Authorities shut down the internet at least 187 times last year in a record 35 countries – the highest number ever in a single year. India leads the world list with 84 shutdowns, 49 of them in Indian-administered Kashmir.
These were the findings of a report released Tuesday by digital rights watchdog Access Now and the #KeepItOn coalition, which says governments are using internet shutdowns as “weapons of control and shields against impunity”.
India – labeled “the biggest offender” – topped the watchdog list for the fifth consecutive year. However, according to the report, it was the first time since 2017 that India saw fewer than 100 internet outages.

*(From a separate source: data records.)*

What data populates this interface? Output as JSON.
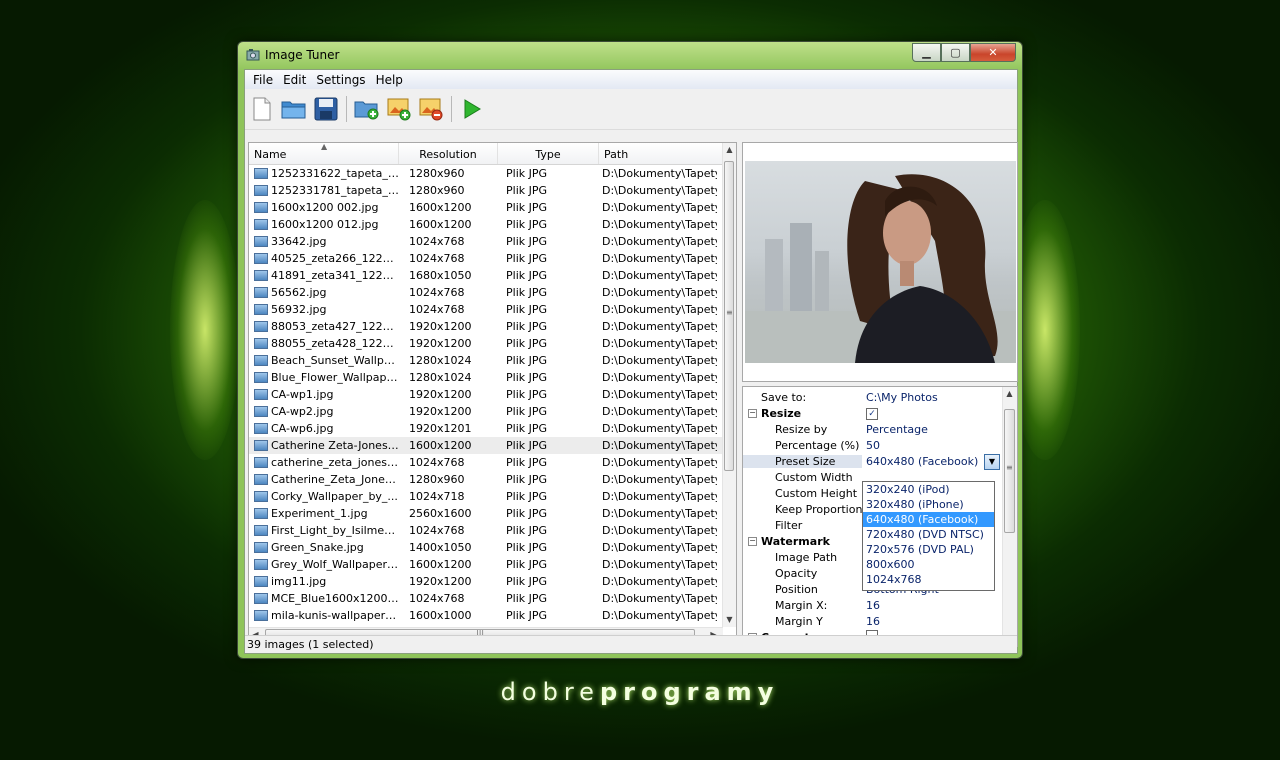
{
  "window": {
    "title": "Image Tuner"
  },
  "menu": [
    "File",
    "Edit",
    "Settings",
    "Help"
  ],
  "toolbar": [
    "new-icon",
    "open-icon",
    "save-icon",
    "add-folder-icon",
    "add-image-icon",
    "remove-image-icon",
    "run-icon"
  ],
  "filelist": {
    "columns": [
      "Name",
      "Resolution",
      "Type",
      "Path"
    ],
    "rows": [
      [
        "1252331622_tapeta_zi...",
        "1280x960",
        "Plik JPG",
        "D:\\Dokumenty\\Tapety\\"
      ],
      [
        "1252331781_tapeta_zi...",
        "1280x960",
        "Plik JPG",
        "D:\\Dokumenty\\Tapety\\"
      ],
      [
        "1600x1200 002.jpg",
        "1600x1200",
        "Plik JPG",
        "D:\\Dokumenty\\Tapety\\"
      ],
      [
        "1600x1200 012.jpg",
        "1600x1200",
        "Plik JPG",
        "D:\\Dokumenty\\Tapety\\"
      ],
      [
        "33642.jpg",
        "1024x768",
        "Plik JPG",
        "D:\\Dokumenty\\Tapety\\"
      ],
      [
        "40525_zeta266_122_4...",
        "1024x768",
        "Plik JPG",
        "D:\\Dokumenty\\Tapety\\"
      ],
      [
        "41891_zeta341_122_6...",
        "1680x1050",
        "Plik JPG",
        "D:\\Dokumenty\\Tapety\\"
      ],
      [
        "56562.jpg",
        "1024x768",
        "Plik JPG",
        "D:\\Dokumenty\\Tapety\\"
      ],
      [
        "56932.jpg",
        "1024x768",
        "Plik JPG",
        "D:\\Dokumenty\\Tapety\\"
      ],
      [
        "88053_zeta427_122_5...",
        "1920x1200",
        "Plik JPG",
        "D:\\Dokumenty\\Tapety\\"
      ],
      [
        "88055_zeta428_122_2...",
        "1920x1200",
        "Plik JPG",
        "D:\\Dokumenty\\Tapety\\"
      ],
      [
        "Beach_Sunset_Wallpap...",
        "1280x1024",
        "Plik JPG",
        "D:\\Dokumenty\\Tapety\\"
      ],
      [
        "Blue_Flower_Wallpaper...",
        "1280x1024",
        "Plik JPG",
        "D:\\Dokumenty\\Tapety\\"
      ],
      [
        "CA-wp1.jpg",
        "1920x1200",
        "Plik JPG",
        "D:\\Dokumenty\\Tapety\\"
      ],
      [
        "CA-wp2.jpg",
        "1920x1200",
        "Plik JPG",
        "D:\\Dokumenty\\Tapety\\"
      ],
      [
        "CA-wp6.jpg",
        "1920x1201",
        "Plik JPG",
        "D:\\Dokumenty\\Tapety\\"
      ],
      [
        "Catherine Zeta-Jones_...",
        "1600x1200",
        "Plik JPG",
        "D:\\Dokumenty\\Tapety\\"
      ],
      [
        "catherine_zeta_jones_...",
        "1024x768",
        "Plik JPG",
        "D:\\Dokumenty\\Tapety\\"
      ],
      [
        "Catherine_Zeta_Jones...",
        "1280x960",
        "Plik JPG",
        "D:\\Dokumenty\\Tapety\\"
      ],
      [
        "Corky_Wallpaper_by_...",
        "1024x718",
        "Plik JPG",
        "D:\\Dokumenty\\Tapety\\"
      ],
      [
        "Experiment_1.jpg",
        "2560x1600",
        "Plik JPG",
        "D:\\Dokumenty\\Tapety\\"
      ],
      [
        "First_Light_by_Isilmetri...",
        "1024x768",
        "Plik JPG",
        "D:\\Dokumenty\\Tapety\\"
      ],
      [
        "Green_Snake.jpg",
        "1400x1050",
        "Plik JPG",
        "D:\\Dokumenty\\Tapety\\"
      ],
      [
        "Grey_Wolf_Wallpaper_...",
        "1600x1200",
        "Plik JPG",
        "D:\\Dokumenty\\Tapety\\"
      ],
      [
        "img11.jpg",
        "1920x1200",
        "Plik JPG",
        "D:\\Dokumenty\\Tapety\\"
      ],
      [
        "MCE_Blue1600x1200.jpg",
        "1024x768",
        "Plik JPG",
        "D:\\Dokumenty\\Tapety\\"
      ],
      [
        "mila-kunis-wallpapers_...",
        "1600x1000",
        "Plik JPG",
        "D:\\Dokumenty\\Tapety\\"
      ]
    ],
    "selected_row": 16
  },
  "props": {
    "save_to_label": "Save to:",
    "save_to_value": "C:\\My Photos",
    "resize_label": "Resize",
    "resize_checked": "✓",
    "resize_by_label": "Resize by",
    "resize_by_value": "Percentage",
    "percentage_label": "Percentage (%)",
    "percentage_value": "50",
    "preset_label": "Preset Size",
    "preset_value": "640x480 (Facebook)",
    "custom_width_label": "Custom Width",
    "custom_height_label": "Custom Height",
    "keep_prop_label": "Keep Proportions",
    "filter_label": "Filter",
    "watermark_label": "Watermark",
    "image_path_label": "Image Path",
    "opacity_label": "Opacity",
    "position_label": "Position",
    "position_value": "Bottom Right",
    "margin_x_label": "Margin X:",
    "margin_x_value": "16",
    "margin_y_label": "Margin Y",
    "margin_y_value": "16",
    "convert_label": "Convert"
  },
  "dropdown": {
    "options": [
      "320x240 (iPod)",
      "320x480 (iPhone)",
      "640x480 (Facebook)",
      "720x480 (DVD NTSC)",
      "720x576 (DVD PAL)",
      "800x600",
      "1024x768"
    ],
    "active": 2
  },
  "status": "39 images (1 selected)",
  "brand": {
    "light": "dobre",
    "bold": "programy"
  }
}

We documented 187 #Internet shutdowns in 35 countries — the highest number of countries ever recorded by the #Keep it on coalition in one year. pic.twitter.com/gQzIUaYFo2
— Access Now (@accessnow) February 28, 2023
“Authorities have disrupted internet access in (Indian-administered) Kashmir at least 49 times due to political instability and violence, including a string of 16 back-to-back orders for three-day closures in the form of curfews in January and February 2022,” said the report.
By 2021, about 80 percent of all closures in India have occurred in the disputed Himalayan region, compared to 58 percent in 2022, it added.
Kashmir is claimed in its entirety by both India and Pakistan, who control parts of it. A decades-old popular uprising against the rule of New Delhi on the Indian side has led to one of the world’s largest deployments of security forces in the region.
Since 2019, when India’s right-wing government, led by Prime Minister Narendra Modi, removed the special status of Indian-administered Kashmir, the region has witnessed an unprecedented crackdown on residents and the imposition of laws and policies that critics say aimed at marginalizing and oppressing the population. the only Muslim-majority region in the country.
Srinivas Kodali, a digital rights activist and researcher with the Free Software Movement of India, told Al Jazeera that the internet is shutting down in India because the government can afford to keep Indian-administered Kashmir out.
“It is a form of repression. The government is telling people that unless you participate, you are not allowed to be part of a normal world,” he said.
Kodali said internet shutdowns are also a form of “economic blockade”.
“We have heard so many stories about how the internet shutdown in Kashmir is depriving people of their right to engage in commerce and trade online. It is not just about speech, it is also economic in nature. If it was just the speech, the government has enough censorship powers,” he said.
“So the suppression that the government is doing with the internet in India is not only a form of censorship but also a form of economic blockade. It hurts people a lot. It’s not just that people are being censored and silenced, it’s affecting them economically.”
The other Indian regions mentioned in the Access Now report were the states of West Bengal (7) and Rajasthan (12), both governed by political parties opposed to Modi’s Bharatiya Janata Party (BJP).
Authorities in those states responded to “protests, communal violence and exams with disruptions that impacted the daily lives of millions of people for hundreds of hours in 2022,” the report said.
Other countries that saw a large number of internet shutdowns included Iran, Myanmar, Russia and Ethiopia.
“In 2022, under authoritarian regimes and in democracies, those in power accelerated their use of these heartless tactics, disrupting the internet to fuel their agendas of suppression – manipulating narratives, silencing voices and providing cover for their own actions. of violence and abuse,” Felicia Anthonio, the #KeepItOn campaign manager at Access Now, said in a statement.